Breath carbon monoxide output is affected by speed of emptying the lungs: Implications for laboratory and smoking cessation research

Bethany R Raiff 1,2,, Crystal Faix 1, Marissa Turturici 1, Jesse Dallery 1,2
PMCID: PMC2910872  PMID: 20530193

Abstract

Introduction:

Researchers have used breath carbon monoxide (CO) cutoff values ranging from 4 to 10 ppm to define abstinence in cigarette-smoking cessation research and reductions in CO as a measure of acute abstinence in laboratory research. The current study used a reversal design to investigate effects of exhalation speed on CO output in four groups (non-, light, moderate, and heavy smokers; n = 20 per group).

Methods:

In one condition, participants were instructed to empty their lungs as quickly as possible (fast), whereas in a different condition, participants were instructed to empty their lungs at a slow pace (slow).
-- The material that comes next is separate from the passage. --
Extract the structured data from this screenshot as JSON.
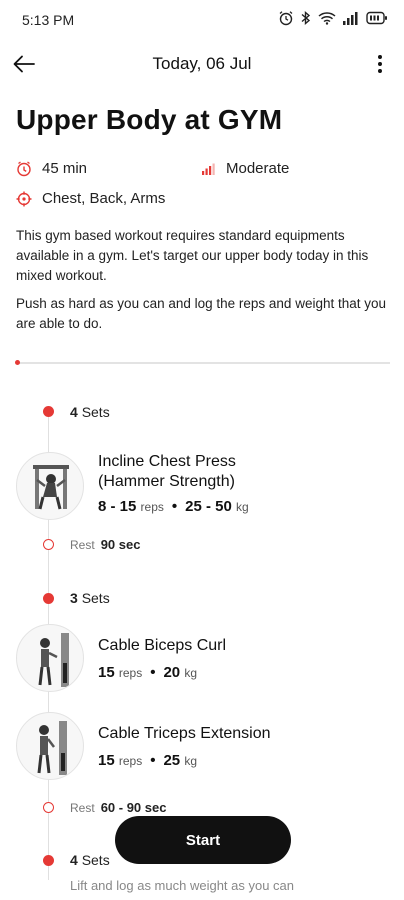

Conditions were counterbalanced and repeated twice for each participant.

Results:

For all groups, speed of exhalation was significantly lower during the slow condition than during the fast condition, and CO output was significantly higher during the slow condition than during the fast condition. Sensitivity and specificity analyses revealed that the optimal CO cutoff for smoking abstinence was 3 ppm during the fast condition versus 4 ppm during the slow condition. Additionally, when heavy smokers switched from exhaling slow to exhaling fast, they showed an approximately 30% reduction in CO.

Discussion:

The results suggest that exhalation speed should be monitored when CO is used as a measure of smoking status for laboratory and smoking cessation research. If exhalation speed is not monitored when using CO to verify smoking cessation, then more conservative CO cutoff values should be used to avoid false negative CO readings.

Introduction

Breath carbon monoxide (CO) is a simple and noninvasive method for evaluating smoking status and is often used in laboratory and clinical settings to verify acute and chronic abstinence from smoking (Chivers, Higgins, Heil, Proskin, & Thomas, 2008; Dallery, Glenn, & Raiff, 2007; Rose, Salley, Behm, Bates, & Westman, 2010). When CO is used to measure smoking abstinence, researchers identify a cutoff value to categorize individuals as either positive or negative for smoking. The Society for Research on Nicotine and Tobacco recommends a cutoff of 8–10 parts per million (ppm; Benowitz et al., 2002). More recent findings suggest that cutoff values should be lower, around 3 or 4 ppm (e.g., Javors, Hatch, & Lamb, 2005). A CO cutoff that is too high will allow smokers to meet the criterion, even if they have reduced, rather than quit, smoking. Unfortunately, the health benefits of reducing smoking are not well understood (Pisinger & Godtfredsen, 2007); thus, current guidelines recommend complete abstinence (Fiore, 2000). Alternatively, a CO cutoff that is too low might incorrectly classify individuals as smokers, even if they have abstained. These concerns become more pronounced when consequences are delivered for smoking abstinence (e.g., contingency management for smoking cessation; Dunn et al., 2010). Additionally, laboratory studies often use CO to verify acute abstinence, where reductions in CO are required (e.g., 33% reduction = overnight abstinence; Dallery & Raiff, 2007; Rose et al., 2010).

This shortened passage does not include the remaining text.